Depuis une semaine, des manifestations rassemblent des milliers de personnes dans plusieurs villes colombiennes. Lancées pour protester contre un projet de réforme fiscale, mis de côté depuis, elles se sont transformées en protestations contre le gouvernement actuel, et ont été violemment réprimées par les forces de l'ordre.

L'ONU, l'Union européenne, les États-Unis et plusieurs ONG ont appelé au calme et dénoncé la répression des manifestations par les forces de l'ordre qui ont fait une vingtaine de morts et des centaines de blessés, alors que de nouvelles protestations sont attendues ce mercredi.

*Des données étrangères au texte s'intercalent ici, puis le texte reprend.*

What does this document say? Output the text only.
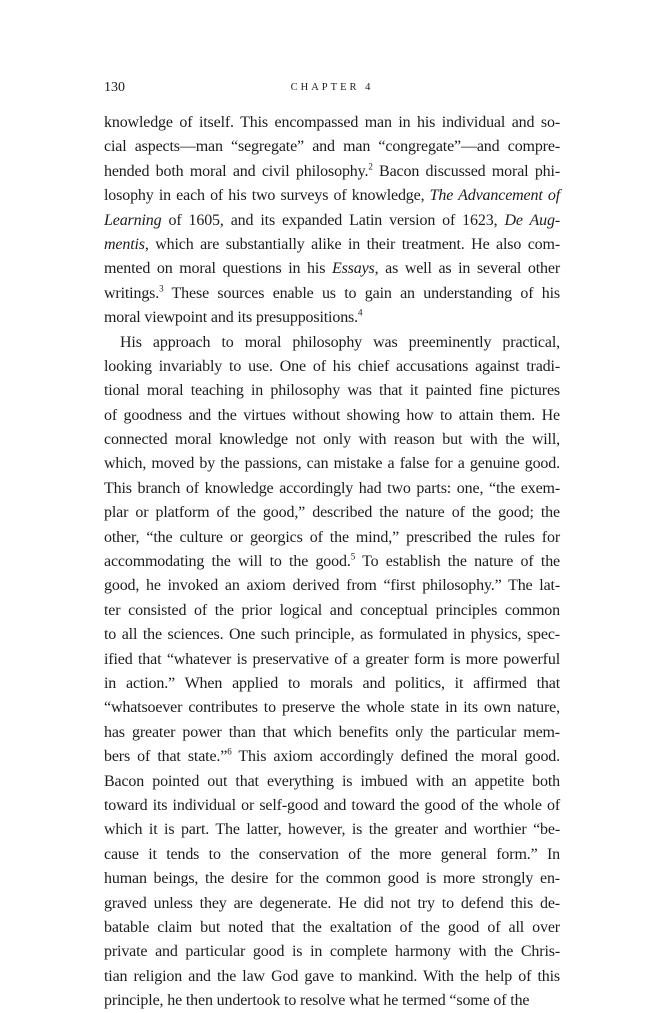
130	CHAPTER 4
knowledge of itself. This encompassed man in his individual and so-
cial aspects—man “segregate” and man “congregate”—and compre-
hended both moral and civil philosophy.$^2$ Bacon discussed moral phi-
losophy in each of his two surveys of knowledge, The Advancement of
Learning of 1605, and its expanded Latin version of 1623, De Aug-
mentis, which are substantially alike in their treatment. He also com-
mented on moral questions in his Essays, as well as in several other
writings.$^3$ These sources enable us to gain an understanding of his
moral viewpoint and its presuppositions.$^4$
His approach to moral philosophy was preeminently practical,
looking invariably to use. One of his chief accusations against tradi-
tional moral teaching in philosophy was that it painted fine pictures
of goodness and the virtues without showing how to attain them. He
connected moral knowledge not only with reason but with the will,
which, moved by the passions, can mistake a false for a genuine good.
This branch of knowledge accordingly had two parts: one, “the exem-
plar or platform of the good,” described the nature of the good; the
other, “the culture or georgics of the mind,” prescribed the rules for
accommodating the will to the good.$^5$ To establish the nature of the
good, he invoked an axiom derived from “first philosophy.” The lat-
ter consisted of the prior logical and conceptual principles common
to all the sciences. One such principle, as formulated in physics, spec-
ified that “whatever is preservative of a greater form is more powerful
in action.” When applied to morals and politics, it affirmed that
“whatsoever contributes to preserve the whole state in its own nature,
has greater power than that which benefits only the particular mem-
bers of that state.”$^6$ This axiom accordingly defined the moral good.
Bacon pointed out that everything is imbued with an appetite both
toward its individual or self-good and toward the good of the whole of
which it is part. The latter, however, is the greater and worthier “be-
cause it tends to the conservation of the more general form.” In
human beings, the desire for the common good is more strongly en-
graved unless they are degenerate. He did not try to defend this de-
batable claim but noted that the exaltation of the good of all over
private and particular good is in complete harmony with the Chris-
tian religion and the law God gave to mankind. With the help of this
principle, he then undertook to resolve what he termed “some of the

· Une réforme fiscale à l'origine des manifestations

Des milliers de personnes ont commencé à manifester mercredi dernier, contre un projet de réforme fiscale du président de droite Ivan Duque. Il visait à relancer la 4e économie d'Amérique latine, très affectée par la pandémie et dont le PIB a chuté de 6,8% en 2020. Avec son projet initial, le gouvernement entendait collecter quelque 6,3 milliards de dollars entre 2022 et 2031.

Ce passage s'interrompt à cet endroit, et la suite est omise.